Under the previous funding formula, 70% of the state's hospitals were receiving as little as 12 cents on the dollar in charity-care funding, said Sean Hopkins, the NJHA's senior vice president of health economics.
Hopkins said that because of the explosion of the number of uninsured in the state- 1.4 million people-hospitals collectively provided $778 million in charity care in 2002, the most recent year for which data are available, yet recouped only $381 million from the state program.
Despite the newfound money, the funding formula did not turn out exactly as the hospital association first hoped, said Gary Carter, president and chief executive officer of the NJHA. Lawmakers at first were considering raising the hospital net patient revenue tax to 0.7% from 0.5%, and lifting a $40 million cap on money that could be generated by it. When hospitals balked, legislators insisted that if hospitals were going to get new charity-care money, they would have to come up with a way of paying for it, Carter said.
"We originally looked at a way for out-of-state, for-profit companies that were coming into New Jersey and taking paying patients only, and we felt they should have a charity-care obligation," Carter said. "But when (the proposed bill) came out on June 7, it had been expanded by legislators to include everything, including hospital joint ventures with doctors. Obviously the doctors are mad and they are directing their anger at us. Doctors do provide a lot of charity care. The issue for us was that the skimming was taking place by out-of-state companies."

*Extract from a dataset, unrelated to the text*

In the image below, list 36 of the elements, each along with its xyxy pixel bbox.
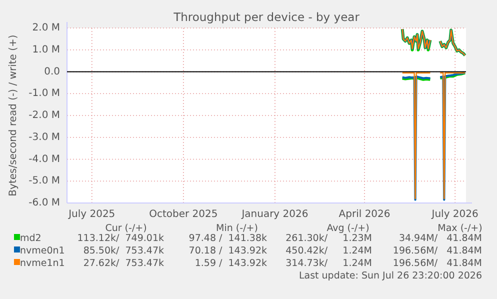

Physicians indeed believe there was more behind the hospital association's lobbying effort than charity-care funding. "I know the hospital association states that it supports the tax because of its ability to raise charity care, but the other reason hospitals hate ambulatory-care facilities is because they are able to do procedures safer and cheaper," said John Shaffer, a spokesman for the Medical Society of New Jersey. "Any opportunity they can take to get back at ambulatory facilities, they will."
The new money comes from a variety of other sources besides the expected $31 million that the new tax on ambulatory-care centers is expected to raise. Other funding sources include a 6% sales tax on cosmetic surgery procedures that is expected to raise $26 million, $155 million from a cigarette tax and $55 million from a 1% assessment on HMO premiums, said Tom Vincz, a spokesman for the New Jersey Department of Treasury. Another $100 million will come from the state's unemployment insurance fund, and the charity-care funding pool also includes $70.3 million in federal funding. The balance will be drawn from the budget's general fund.
Nevertheless, the tax on ambulatory centers was by far the most controversial. "The key word is `gross receipts.' A lot of these facilities, including radiology centers, are highly leveraged because they have to purchase equipment every year and have very thin margins," Shaffer said. "So that means you have to pay a tax before you pay any expenses. No other taxes work that way."